Coming to GW takes its toll on newest volleyball player

Going off to college can be a harrowing experience – from stuffing a van with one’s worldly possessions to tearful goodbyes between parents and their children.

But few students at GW have had the experience that faced Gabriela Mojska – the newest player on the women’s volleyball team – as she came to Washington, D.C. from her native Slovakia.

“It was stressful,” she said with a rueful smile. “It was a long trip.” Long is probably an understatement – the trip to D.C. lasted more than 17 hours.

But Mojska’s problems began before she ever left the ground. She didn’t know she would be able to leave until just seven hours before her scheduled departure, when she finally received her visa. Federal Express made a small miscalculation in making the delivery of her visa – it sent the package to Slovenia, not Slovakia.

“That’s just one of the things that can happen when you recruit foreign players,” GW head coach Susie Homan said. “I mean, the wrong country, that’s tough.”

It was only the extreme maturity and calmness displayed by Homan’s newest player that led her not to worry, Homan said.

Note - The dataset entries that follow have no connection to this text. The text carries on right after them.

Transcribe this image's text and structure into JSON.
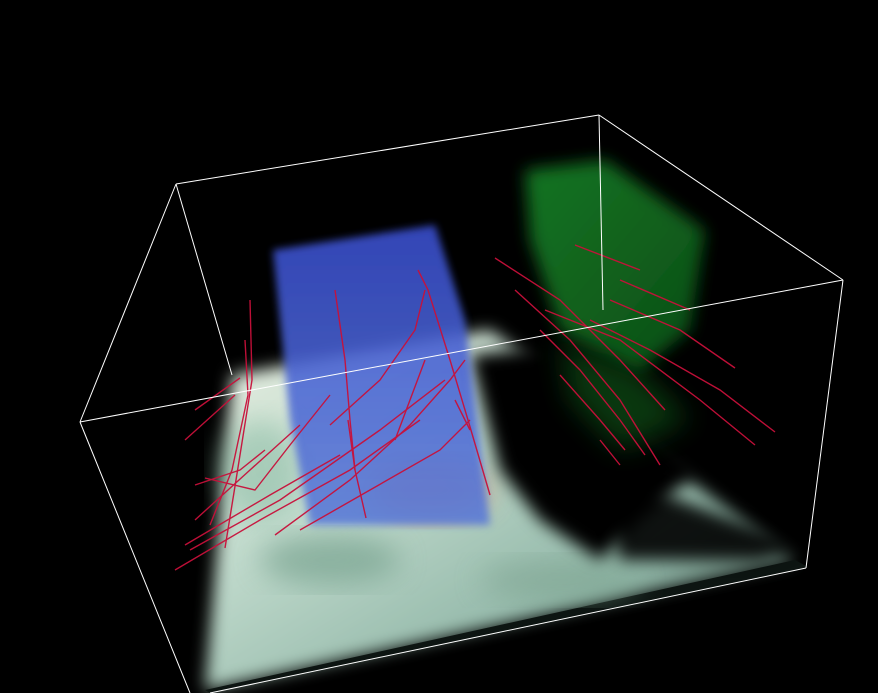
{
  "scene": {
    "background_color": "#000000",
    "bounding_box_color": "#ffffff",
    "streamline_color": "#c8103a",
    "volumes": [
      {
        "name": "blue-volume",
        "color": "#3a4fc8"
      },
      {
        "name": "green-volume",
        "color": "#1f8a2e"
      },
      {
        "name": "terrain-floor",
        "color": "#cfe3d6"
      }
    ]
  }
}
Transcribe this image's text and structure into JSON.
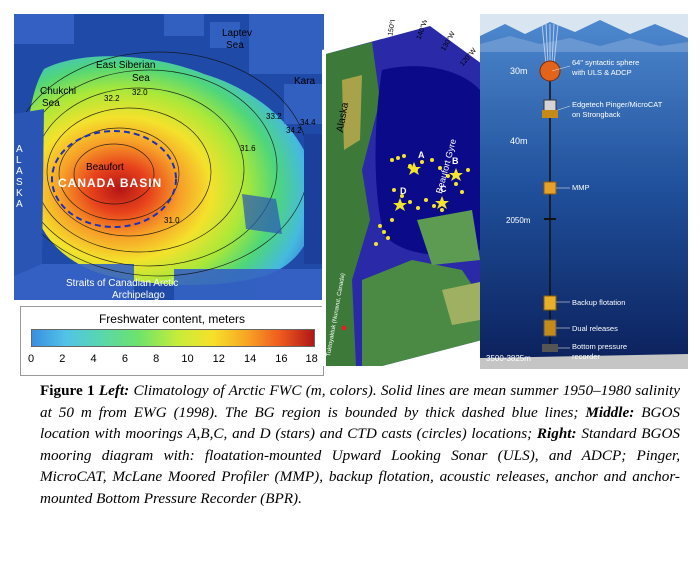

“Not very many college students would be as collected as Gabi was, and that says a lot for her as a person,” Homan said.

With just seven hours until she had to leave, Mojska became busy very quickly.

“I had to say bye to everyone, my grandmother, my friends,” Mojska said. “It happened very quickly. I was out until two in the morning with a friend, came home and slept for an hour, and then, my mom woke me up at three, and we left.”

The journey had begun. Gabriela experienced her first difficulty when her friends got lost on the way to the airport in Budapest, Hungary.

“It was them and not me,” she said, smiling. After asking for directions, they finally arrived at the airport with one minor problem – it was the wrong airport.

“There are two, so we had to rush 10 miles to the other one to get my bags checked in,” Mojska said.

Then, another problem arose.

“There was a two-bag limit,” she said. “I said `Look, I am going away to college for two years. I am a student. I really need these three.’ The supervisor made an exception.”

After the two-hour drive, the flight began. First she took a two-hour flight to Brussels, where she waited for two more hours before catching her next flight to New York, which lasted eight hours. She then spent an hour and a half going in customs before she finally boarded a plane for D.C. An hour and a half later, she arrived.

Now, she is here to play, by way of Slovakia with a two-year stay at San Bernadino Junior College in California.

“I came as an exchange student to learn better English and played volleyball on a rec team coached by the coach at San Bernadino,” Mojska said. He invited her to play for the varsity team.

“I was so excited to go to school in the U.S.,” Mojska said. “I like change and the challenges that come with it.”

When her coach suggested GW as a place with a good international affairs department, she jumped at the chance.

“I mean here the girls are so nice, and they work so hard,” Mojska said. “I love it.”

But she said she misses her family, and visits them in the summer and e-mails frequently.

“I want them to come to the United States for the first time for my graduation,” she said.

Mojska and Homan look forward to this season. Both speak with enthusiasm of the team’s prospects and the hopes that the student body will support them.

“This team has the potential to win a conference championship and be one of the best GW has ever had,” Homan said. Both player and coach are complimentary of one another. Mojska spoke of the sound fundamental nature of her teammates and how they and the coach have made her feel at home. Homan said, so far, Mojska’s effort and hard work have been phenomenal.

Thursday afternoon Mojska was posing for pictures underneath an overcast sky at the front entrance of the Smith Center near some sunflowers.

“I hate taking pictures, because I can never smile long enough,” Mojska said, waving at friends as they entered the gym. “I had a cousin who was a model and quit because when she would read a book the other models would wonder what she was doing. Like all models are supposed to be stupid. I don’t blame her this taking pictures can get old.”

She smiled and looked away from the lens through the open doors of the gym toward the nets she knows so well. She stood calm and confident and it didn’t seem like she was far from home at all.